Он вскочил, выбросил в мусорную урну голубой транзитный билет, выбежал из здания аэропорта, упал в такси и был таков.
Гена не погнушался вынуть билет из урны и прочесть там имя владельца: «Мр Уго Ван Гуттен», и направление: «Оук-Порт, Большие Эмпиреи». Конечно же, не имя интересовало Гену. Имя у таких персон — а Гена вспомнил эту персону — меняется каждый месяц. Его интересовало направление. Оук-Порт? Вот как? Надо быть настороже!
В это время объявили посадку на их самолет, и все они — Гена, мама Элла, папа Эдуард, бабушка, сестры Вертопраховы, Валентин Брюквин, Ю. И. Четвёркин и референт общества «Альбатрос» Г. А. Помпезов — в числе прочих пассажиров погрузились в «Каравеллу», долетели до острова Маврикий, там погрузились в «Комету» и долетели до Мальдив, там погрузились в «Боинг» и благополучно долетели до Зурбагана, где их ждал немалый сюрприз.

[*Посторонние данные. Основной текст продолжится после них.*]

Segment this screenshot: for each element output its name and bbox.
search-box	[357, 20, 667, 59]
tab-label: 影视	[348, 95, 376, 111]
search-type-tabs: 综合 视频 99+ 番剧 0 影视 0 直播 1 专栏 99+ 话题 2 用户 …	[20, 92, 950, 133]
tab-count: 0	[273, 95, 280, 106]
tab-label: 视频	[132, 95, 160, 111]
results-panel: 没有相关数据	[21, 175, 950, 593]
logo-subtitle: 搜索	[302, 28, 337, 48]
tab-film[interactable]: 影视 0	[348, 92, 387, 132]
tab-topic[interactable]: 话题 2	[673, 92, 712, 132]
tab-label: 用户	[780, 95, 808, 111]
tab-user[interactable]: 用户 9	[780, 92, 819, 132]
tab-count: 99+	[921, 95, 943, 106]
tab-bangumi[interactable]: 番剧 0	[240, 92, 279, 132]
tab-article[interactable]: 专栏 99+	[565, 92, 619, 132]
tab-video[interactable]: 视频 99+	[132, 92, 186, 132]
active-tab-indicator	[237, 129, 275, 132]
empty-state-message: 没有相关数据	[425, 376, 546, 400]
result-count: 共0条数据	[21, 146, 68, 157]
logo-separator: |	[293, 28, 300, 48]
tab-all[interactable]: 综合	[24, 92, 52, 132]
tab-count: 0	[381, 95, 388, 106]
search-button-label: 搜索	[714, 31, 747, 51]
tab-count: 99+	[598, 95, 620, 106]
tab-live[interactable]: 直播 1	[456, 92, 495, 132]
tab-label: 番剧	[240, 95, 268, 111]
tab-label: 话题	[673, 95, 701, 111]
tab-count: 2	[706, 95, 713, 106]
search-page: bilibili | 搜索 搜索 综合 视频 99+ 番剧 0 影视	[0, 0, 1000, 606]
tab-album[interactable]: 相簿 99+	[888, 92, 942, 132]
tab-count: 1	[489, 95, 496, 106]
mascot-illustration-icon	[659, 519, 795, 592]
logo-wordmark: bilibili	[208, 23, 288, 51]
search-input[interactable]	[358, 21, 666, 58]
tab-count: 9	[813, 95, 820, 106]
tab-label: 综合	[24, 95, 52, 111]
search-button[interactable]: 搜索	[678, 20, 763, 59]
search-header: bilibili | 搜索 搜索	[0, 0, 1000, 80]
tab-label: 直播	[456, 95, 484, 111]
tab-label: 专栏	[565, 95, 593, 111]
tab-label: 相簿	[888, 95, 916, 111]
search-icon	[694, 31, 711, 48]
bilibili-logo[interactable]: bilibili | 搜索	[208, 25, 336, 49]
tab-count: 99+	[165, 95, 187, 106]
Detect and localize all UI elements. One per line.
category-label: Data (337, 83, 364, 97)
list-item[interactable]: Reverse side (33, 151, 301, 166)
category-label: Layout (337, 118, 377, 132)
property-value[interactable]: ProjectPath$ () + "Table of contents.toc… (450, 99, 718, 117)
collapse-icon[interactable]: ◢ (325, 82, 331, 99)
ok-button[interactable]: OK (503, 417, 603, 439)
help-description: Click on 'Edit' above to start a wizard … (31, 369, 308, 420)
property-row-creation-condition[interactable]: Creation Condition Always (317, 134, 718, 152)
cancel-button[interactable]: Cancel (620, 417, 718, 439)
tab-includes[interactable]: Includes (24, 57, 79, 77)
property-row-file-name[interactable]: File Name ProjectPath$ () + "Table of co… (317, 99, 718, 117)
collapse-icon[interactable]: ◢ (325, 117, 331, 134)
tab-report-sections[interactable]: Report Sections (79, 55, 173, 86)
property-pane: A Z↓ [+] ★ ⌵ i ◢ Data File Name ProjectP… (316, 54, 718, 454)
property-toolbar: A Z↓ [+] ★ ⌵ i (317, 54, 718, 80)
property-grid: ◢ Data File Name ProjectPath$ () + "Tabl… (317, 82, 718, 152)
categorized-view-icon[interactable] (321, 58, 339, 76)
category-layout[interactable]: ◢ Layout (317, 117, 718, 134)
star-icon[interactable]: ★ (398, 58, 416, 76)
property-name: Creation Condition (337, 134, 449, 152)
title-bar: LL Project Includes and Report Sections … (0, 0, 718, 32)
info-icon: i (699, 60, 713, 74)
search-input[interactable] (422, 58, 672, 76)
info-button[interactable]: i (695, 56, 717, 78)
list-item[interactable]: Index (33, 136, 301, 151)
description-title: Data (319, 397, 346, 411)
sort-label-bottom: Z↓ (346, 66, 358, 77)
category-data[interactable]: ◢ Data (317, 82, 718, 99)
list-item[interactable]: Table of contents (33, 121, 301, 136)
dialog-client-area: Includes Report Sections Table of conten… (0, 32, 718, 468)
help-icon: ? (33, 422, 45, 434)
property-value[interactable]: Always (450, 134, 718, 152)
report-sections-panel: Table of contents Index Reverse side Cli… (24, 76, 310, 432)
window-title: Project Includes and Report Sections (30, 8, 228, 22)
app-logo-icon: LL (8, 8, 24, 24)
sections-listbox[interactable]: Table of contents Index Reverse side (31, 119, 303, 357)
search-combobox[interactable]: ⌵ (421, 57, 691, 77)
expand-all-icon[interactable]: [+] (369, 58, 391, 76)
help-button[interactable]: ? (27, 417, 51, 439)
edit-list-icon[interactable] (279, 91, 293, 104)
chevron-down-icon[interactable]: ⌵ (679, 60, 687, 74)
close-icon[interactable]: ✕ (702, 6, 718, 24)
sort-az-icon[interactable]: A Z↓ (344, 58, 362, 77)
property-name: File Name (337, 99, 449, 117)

Зурбаганский аэропорт в наши дни стал похож на ярмарочную площадь. Прошли те времена, когда из допотопных дирижаблей высаживались здесь суровые шкиперы и штурманы, которые, дымя своими трубками, направлялись в морской порт, к своим парусникам, к своим сугубо таинственным и важным делам. Прославленный замечательным русским писателем Александром Грином, город стал теперь прибежищем начинающей творческой интеллигенции всего мира, начинающих писателей, начинающих артистов, киношников, музыкантов, а также множества туристов и, конечно, хиппи.
Все эти люди почему-то облюбовали для своих встреч аэродром и с утра до глубокой ночи толклись здесь, сидели за столиками импровизированных кафе, танцевали, пели, ссорились, мирились, а то и спали прямо на бетоне, завернувшись в непальскую кошму или марокканскую баранью шкуру.
Порой вежливое радио убедительно просило почтеннейшую публику освободить взлетно-посадочною полосу, и тогда взлетал или садился какой-нибудь лайнер, срывая своими струями тенты кафе и торговых палаток, унося шарфы, шляпы, рукописи гениальных поэм и симфоний, что вызывало на аэродроме величайшее оживление.